Virtual learning harbors its own gifts
By Tamar Coon
Urban Health Media Project
Before March of 2020, everything was normal: I was in 8th grade at Columbia Heights Educational Campus. We were reading a book that I loved. Then, my homeroom teacher started talking about a plague, and I heard about a virus and lockdowns happening in China. All of a sudden we were out of school and learning from home.
At first I was stressed because I was totally confused about how to navigate the new technology and platforms like Zoom and Canvas that we used for remote learning. My school provided a computer, but it wasn’t working and we had to get a new one..
During school my little sister would sit next to me with her Zoom class playing loudly next to mine while I struggled to hear what my teacher was saying, sending my stress levels through the roof.
Eventually, though, we found a way to make it work. My mother helped me through my worries, talking with me about my feelings, and eventually created study stations around the house so that my sister and I rotated through different rooms as the day went on, just like our school transitions.
So when I heard that my freshman year of high school would begin virtually, I wasn’t sad about it. I had learned how to navigate the systems and started to like remote learning. I set high standards for myself so I could achieve my dream of going to college. I felt more content.
While much research has focused on negative impacts of virtual learning on students' mental health and success, some students like myself have actually thrived. We’ve had more time to relax, spend time with family, sleep more, and experienced less pressure to do a million extracurricular activities.
Research published in the Journal of Pediatric Psychology this October shows that other adolescent girls had a similar experience during the pandemic: 70 percent of girls reported more time to relax; more than half spent more time with family; and 42 percent reported more free time for creative pursuits.
As I found myself spending more time with my family, I felt more serene. The research supports this connection, as well as a decrease in negative emotions such as depression and anxiety.

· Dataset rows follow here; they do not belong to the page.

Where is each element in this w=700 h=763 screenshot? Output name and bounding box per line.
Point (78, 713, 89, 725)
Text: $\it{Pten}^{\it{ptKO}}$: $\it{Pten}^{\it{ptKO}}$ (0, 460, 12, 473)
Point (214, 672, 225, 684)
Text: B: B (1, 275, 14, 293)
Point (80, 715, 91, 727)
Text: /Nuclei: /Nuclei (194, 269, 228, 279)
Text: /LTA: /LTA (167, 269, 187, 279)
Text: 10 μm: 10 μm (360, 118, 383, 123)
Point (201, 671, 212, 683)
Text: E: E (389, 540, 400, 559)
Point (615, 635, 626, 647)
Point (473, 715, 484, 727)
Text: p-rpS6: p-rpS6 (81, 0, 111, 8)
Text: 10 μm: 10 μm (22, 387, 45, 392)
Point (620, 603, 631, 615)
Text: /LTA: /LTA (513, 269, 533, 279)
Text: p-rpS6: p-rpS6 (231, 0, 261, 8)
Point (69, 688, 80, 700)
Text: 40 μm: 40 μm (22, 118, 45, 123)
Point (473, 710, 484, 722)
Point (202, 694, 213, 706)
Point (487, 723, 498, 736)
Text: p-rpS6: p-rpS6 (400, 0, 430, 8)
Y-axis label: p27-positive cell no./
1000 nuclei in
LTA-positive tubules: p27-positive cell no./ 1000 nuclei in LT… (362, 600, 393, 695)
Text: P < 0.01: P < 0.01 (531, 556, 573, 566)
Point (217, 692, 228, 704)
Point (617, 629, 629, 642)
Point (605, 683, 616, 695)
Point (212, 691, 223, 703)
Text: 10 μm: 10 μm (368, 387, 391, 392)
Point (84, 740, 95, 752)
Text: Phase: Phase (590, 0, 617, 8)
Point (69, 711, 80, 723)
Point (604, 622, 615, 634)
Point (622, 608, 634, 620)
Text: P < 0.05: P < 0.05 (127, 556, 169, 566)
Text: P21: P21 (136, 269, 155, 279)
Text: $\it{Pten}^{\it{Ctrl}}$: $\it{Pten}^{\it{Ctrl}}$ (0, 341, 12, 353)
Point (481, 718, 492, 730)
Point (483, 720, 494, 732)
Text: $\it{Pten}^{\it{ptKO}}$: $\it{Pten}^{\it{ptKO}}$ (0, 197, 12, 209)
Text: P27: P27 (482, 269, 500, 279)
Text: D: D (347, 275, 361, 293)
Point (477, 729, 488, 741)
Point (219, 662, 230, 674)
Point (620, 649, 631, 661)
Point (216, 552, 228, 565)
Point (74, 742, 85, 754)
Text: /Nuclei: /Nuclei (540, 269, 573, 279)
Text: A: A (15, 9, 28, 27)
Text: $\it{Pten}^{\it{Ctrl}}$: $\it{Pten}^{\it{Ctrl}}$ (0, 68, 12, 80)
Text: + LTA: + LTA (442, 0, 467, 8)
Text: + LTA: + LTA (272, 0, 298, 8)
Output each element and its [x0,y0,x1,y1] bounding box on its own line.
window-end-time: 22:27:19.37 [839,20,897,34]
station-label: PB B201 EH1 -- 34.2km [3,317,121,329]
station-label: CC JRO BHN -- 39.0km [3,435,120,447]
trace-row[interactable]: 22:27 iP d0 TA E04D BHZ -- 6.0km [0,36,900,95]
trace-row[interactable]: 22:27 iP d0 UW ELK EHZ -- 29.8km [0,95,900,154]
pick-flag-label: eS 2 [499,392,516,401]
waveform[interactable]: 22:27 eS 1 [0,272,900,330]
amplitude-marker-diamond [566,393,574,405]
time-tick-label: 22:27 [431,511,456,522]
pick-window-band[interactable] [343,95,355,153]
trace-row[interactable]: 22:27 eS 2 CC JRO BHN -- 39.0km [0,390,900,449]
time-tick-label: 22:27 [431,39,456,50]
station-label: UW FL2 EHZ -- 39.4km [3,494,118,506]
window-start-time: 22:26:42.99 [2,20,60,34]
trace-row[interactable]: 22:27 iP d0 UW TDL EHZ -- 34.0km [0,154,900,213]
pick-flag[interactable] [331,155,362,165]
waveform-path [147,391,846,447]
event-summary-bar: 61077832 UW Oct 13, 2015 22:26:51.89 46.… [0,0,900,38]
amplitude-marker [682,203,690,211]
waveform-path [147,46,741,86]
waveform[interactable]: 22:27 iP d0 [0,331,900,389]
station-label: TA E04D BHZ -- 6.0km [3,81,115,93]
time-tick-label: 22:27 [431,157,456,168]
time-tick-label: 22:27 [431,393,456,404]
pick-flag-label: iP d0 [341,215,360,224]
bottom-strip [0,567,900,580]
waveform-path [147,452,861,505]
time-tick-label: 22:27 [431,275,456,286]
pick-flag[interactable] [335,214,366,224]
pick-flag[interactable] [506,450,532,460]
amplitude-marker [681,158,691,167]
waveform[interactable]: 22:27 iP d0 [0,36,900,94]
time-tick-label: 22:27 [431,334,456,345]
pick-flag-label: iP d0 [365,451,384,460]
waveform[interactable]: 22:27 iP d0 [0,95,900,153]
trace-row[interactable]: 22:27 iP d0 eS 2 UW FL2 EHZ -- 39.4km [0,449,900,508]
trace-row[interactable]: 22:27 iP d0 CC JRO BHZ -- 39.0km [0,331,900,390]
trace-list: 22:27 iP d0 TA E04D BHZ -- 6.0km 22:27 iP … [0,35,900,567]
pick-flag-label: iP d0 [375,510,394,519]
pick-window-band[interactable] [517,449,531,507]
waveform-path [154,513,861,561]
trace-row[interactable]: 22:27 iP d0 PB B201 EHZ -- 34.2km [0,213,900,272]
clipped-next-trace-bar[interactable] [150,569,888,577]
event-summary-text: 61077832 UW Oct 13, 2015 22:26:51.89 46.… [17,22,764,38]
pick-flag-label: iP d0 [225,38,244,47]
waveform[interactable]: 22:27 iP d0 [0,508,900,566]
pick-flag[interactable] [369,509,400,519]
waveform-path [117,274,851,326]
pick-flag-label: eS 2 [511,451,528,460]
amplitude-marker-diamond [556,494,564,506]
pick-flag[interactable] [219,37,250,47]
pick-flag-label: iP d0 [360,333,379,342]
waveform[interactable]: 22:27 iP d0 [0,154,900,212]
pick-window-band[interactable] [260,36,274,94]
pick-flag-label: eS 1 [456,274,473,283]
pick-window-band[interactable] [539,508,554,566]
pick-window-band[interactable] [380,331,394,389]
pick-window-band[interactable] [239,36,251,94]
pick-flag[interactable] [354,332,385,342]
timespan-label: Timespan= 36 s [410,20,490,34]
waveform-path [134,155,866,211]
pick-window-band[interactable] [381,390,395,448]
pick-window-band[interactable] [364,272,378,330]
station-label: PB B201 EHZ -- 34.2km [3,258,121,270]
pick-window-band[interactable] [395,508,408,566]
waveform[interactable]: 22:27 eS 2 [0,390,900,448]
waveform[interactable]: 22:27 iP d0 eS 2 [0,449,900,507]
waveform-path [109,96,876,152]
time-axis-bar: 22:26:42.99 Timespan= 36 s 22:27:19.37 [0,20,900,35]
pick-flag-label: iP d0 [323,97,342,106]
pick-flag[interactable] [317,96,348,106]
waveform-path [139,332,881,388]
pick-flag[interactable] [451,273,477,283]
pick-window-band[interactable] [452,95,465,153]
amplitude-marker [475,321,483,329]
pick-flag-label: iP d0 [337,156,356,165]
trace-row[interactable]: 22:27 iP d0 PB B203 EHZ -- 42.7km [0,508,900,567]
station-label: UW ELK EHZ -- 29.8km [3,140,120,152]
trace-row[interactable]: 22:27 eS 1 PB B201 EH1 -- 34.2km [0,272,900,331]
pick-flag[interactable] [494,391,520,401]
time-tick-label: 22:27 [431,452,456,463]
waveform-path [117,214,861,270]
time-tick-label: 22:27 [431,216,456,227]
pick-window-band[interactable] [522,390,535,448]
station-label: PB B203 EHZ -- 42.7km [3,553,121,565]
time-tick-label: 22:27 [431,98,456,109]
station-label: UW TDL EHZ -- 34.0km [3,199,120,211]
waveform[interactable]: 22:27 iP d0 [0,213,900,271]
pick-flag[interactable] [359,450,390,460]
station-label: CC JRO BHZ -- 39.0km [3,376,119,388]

Time management was also easier while working from home, in part because I got more sleep. Not getting enough sleep is a big problem for any teenager, and it’s associated with decreased immunity, poor eating habits, and can negatively affect learning, among other outcomes. The research shows how crucial it is for students to sleep, relax, grow, and reflect.
More sleep gave me a chance to become aware of what is happening around me. Watching the news after school every day, seeing the increasing death toll from the virus, the civil unrest after the murder of George Floyd, and a divisive presidential election was overwhelming. So, I stopped watching for a while.
I started to focus on organization. Before, I wasn’t really organized with my school work, but virtual learning made it easier. Everything I needed was in my house! Nothing got left behind at school or in a class.
Roosevelt High School AP World History teacher Brandon Thompson said he felt the same way. “For me, it forced me to be more organized and I found myself being more productive, especially in semester two of the 2020 school year,” Thompson said.
But, like many students and educators, Thompson prefers in-person learning because he thinks it is more beneficial for adolescent development, and because it gives him the chance to “build relationships with coworkers and students that can’t be built online,” he said.
For students like me, though, virtual learning was a blessing: I was acing my classes and after the end of every term I was invited to the honors assembly earning Principal’s List. I was thriving and felt nothing could stop me. I hoped things would stay the same forever.
So I was more than a little disappointed when I found out that we were going back to in-person learning this year.. The first day of 10th grade was overwhelming and chaotic because I was not used to seeing and being around so many people. The contrast of super hyper, big tall kids in the hallway was a jarring change from the peaceful atmosphere of my home..
Other students report higher stress too. In a student newspaper survey of 376 students at Wilson High School, also in D.C., 53 percent reported that their stress level increased with the return of in-person learning, while 30 percent said it decreased.
Once again, I'm not getting nearly enough sleep: During virtual learning I would get up at 9:35 for my first class, and now, I get up at 5 a.m. so I can get to school by 9 a.m. via public transportation.
I can’t imagine getting used to the in-person learning environment ever again. I just feel out of place at school and belong at home with my family.
Tamar Coon is a 10th grade student at Theodore Roosevelt High School in Washington D.C. She is a 15-year-old science nerd who hopes to pursue a career in forensic science. Urban Health Media Project is a nonprofit that trains high school students from under-resourced communities to report, write, and broadcast stories about health and social issues and solutions that affect their neighborhoods and cities.